I Vigneri di Salvo Foti
Sono stata qualche giorno sull’Etna e ne sono tornata con più dubbi di quanti non ne avessi quando sono partita e va bene così: ogni viaggio degno di questo nome deve farti venire voglia di rimetterti in cammino. Tanti dubbi o meglio tante domande ancora in sospeso perché ho conosciuto un territorio potente e magnetico, ma sono certa di averne solo appena scalfito la superficie nera e rocciosa.

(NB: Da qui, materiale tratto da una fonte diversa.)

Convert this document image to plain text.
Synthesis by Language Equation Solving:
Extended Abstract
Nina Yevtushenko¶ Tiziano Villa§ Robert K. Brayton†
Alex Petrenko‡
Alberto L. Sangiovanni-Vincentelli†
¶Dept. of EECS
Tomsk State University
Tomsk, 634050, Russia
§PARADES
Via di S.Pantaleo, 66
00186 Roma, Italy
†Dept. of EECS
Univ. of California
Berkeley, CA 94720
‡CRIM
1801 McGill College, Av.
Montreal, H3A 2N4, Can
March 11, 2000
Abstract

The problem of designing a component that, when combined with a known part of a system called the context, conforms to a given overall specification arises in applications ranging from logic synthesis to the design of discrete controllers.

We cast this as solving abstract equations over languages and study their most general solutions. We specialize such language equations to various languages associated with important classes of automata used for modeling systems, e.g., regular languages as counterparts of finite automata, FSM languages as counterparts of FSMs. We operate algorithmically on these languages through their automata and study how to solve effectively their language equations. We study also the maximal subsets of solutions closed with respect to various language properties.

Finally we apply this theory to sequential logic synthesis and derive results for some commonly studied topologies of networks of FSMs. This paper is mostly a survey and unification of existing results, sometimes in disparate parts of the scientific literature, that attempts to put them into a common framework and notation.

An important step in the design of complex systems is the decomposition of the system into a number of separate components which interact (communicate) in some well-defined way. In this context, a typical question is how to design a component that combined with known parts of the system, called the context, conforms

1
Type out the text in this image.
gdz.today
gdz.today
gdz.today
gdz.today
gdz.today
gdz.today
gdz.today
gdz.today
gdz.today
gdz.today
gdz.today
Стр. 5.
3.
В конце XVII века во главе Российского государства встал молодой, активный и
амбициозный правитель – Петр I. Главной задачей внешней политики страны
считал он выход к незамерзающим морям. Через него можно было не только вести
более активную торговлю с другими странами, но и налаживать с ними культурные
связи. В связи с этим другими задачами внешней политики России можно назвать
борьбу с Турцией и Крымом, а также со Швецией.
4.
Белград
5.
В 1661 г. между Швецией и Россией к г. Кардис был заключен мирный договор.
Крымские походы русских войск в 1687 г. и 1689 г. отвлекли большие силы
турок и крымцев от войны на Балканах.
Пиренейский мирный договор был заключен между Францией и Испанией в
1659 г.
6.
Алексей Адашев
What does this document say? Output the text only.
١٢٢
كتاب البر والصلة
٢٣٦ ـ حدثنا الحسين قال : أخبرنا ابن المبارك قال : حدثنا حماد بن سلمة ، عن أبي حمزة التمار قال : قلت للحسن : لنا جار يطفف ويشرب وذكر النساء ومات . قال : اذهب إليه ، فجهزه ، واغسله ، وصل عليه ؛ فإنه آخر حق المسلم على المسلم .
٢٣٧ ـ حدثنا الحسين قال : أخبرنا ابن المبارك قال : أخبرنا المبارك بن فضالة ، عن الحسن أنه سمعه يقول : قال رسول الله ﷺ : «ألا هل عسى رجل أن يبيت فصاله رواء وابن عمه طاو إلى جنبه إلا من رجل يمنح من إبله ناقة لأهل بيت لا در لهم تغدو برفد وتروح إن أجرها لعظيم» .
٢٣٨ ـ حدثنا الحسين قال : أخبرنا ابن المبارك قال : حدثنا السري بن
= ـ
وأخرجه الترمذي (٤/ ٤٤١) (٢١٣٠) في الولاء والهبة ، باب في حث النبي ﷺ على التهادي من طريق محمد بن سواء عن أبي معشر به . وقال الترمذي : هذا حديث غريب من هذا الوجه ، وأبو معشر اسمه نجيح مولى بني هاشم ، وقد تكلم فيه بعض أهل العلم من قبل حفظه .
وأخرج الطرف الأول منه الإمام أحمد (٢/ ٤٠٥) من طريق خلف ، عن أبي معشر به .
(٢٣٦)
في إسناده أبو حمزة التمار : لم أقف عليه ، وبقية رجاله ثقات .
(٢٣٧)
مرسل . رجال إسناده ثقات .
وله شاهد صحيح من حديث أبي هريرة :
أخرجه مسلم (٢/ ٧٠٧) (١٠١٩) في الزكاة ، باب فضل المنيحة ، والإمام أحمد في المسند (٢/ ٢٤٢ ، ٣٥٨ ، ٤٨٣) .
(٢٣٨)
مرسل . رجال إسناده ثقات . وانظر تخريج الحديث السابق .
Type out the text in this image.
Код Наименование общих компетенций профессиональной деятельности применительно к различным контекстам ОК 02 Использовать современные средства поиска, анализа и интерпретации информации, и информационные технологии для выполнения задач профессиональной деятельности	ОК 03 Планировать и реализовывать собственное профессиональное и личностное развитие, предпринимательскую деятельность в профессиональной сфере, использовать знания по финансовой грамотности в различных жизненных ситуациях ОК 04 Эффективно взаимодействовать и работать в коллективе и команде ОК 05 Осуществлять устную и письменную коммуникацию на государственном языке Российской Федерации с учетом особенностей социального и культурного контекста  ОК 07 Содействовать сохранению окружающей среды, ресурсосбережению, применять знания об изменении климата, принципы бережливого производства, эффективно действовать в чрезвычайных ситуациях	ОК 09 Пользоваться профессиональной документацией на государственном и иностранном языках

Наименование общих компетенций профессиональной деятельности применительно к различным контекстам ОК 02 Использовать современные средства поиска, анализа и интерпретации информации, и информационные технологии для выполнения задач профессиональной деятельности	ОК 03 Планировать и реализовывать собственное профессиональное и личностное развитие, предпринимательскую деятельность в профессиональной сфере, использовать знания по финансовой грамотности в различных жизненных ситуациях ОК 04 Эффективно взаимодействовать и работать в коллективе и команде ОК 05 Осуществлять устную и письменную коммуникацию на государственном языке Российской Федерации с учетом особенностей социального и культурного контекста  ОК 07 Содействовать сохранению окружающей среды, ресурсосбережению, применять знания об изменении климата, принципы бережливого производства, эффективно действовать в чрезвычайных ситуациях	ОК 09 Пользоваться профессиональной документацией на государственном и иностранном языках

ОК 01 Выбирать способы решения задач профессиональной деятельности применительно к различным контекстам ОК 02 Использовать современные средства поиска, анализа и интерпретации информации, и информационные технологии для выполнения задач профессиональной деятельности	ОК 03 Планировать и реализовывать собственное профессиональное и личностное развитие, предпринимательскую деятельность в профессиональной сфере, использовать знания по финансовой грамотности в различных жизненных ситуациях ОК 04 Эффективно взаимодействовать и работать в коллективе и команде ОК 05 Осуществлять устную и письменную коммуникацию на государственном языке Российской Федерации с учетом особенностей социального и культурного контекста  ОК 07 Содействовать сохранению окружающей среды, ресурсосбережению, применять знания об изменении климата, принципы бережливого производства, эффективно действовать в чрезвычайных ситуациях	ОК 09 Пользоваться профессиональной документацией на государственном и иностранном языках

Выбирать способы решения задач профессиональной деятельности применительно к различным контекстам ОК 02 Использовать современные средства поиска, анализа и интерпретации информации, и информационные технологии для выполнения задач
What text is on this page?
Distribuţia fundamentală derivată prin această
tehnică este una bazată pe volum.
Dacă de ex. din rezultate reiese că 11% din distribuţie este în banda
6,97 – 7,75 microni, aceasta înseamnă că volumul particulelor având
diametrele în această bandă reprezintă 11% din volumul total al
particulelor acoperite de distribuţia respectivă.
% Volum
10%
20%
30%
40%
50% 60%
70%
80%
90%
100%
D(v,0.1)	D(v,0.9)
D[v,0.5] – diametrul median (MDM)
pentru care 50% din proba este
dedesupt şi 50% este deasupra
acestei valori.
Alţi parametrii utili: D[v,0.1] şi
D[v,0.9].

La campagna è stata l’aspetto più interessante, intanto perché non si può definire campagna un luogo dove le vigne si arrampicano fino ai mille metri sul terreno duro e sabbioso creato negli anni dall’incessante borbottare ed eruttare della montagna. Quanto meno non la campagna da cartolina ecco. Un terreno bollente, apparentemente arido ed inospitale, invece le prime a crescere sulla lava sono le ginestre, gialle, allungate ed esili, sembrano piccole bandiere al vento a segnalare la vita che riprende dove prima c’era solo fuoco e devastazione. Arriva poi tutto il resto, i lecci, i castagni, più in basso appunto la vigna, piantata ad alberello da contadini instancabili, spesso su terrazzamenti anch’essi in pietra lavica. Sull’Etna la campagna non c’è, ma è stata costruita “per gentile concessione della montagna”, disegnata e voluta dai suoi abitanti, consci della giornaliera precarietà della loro scelta.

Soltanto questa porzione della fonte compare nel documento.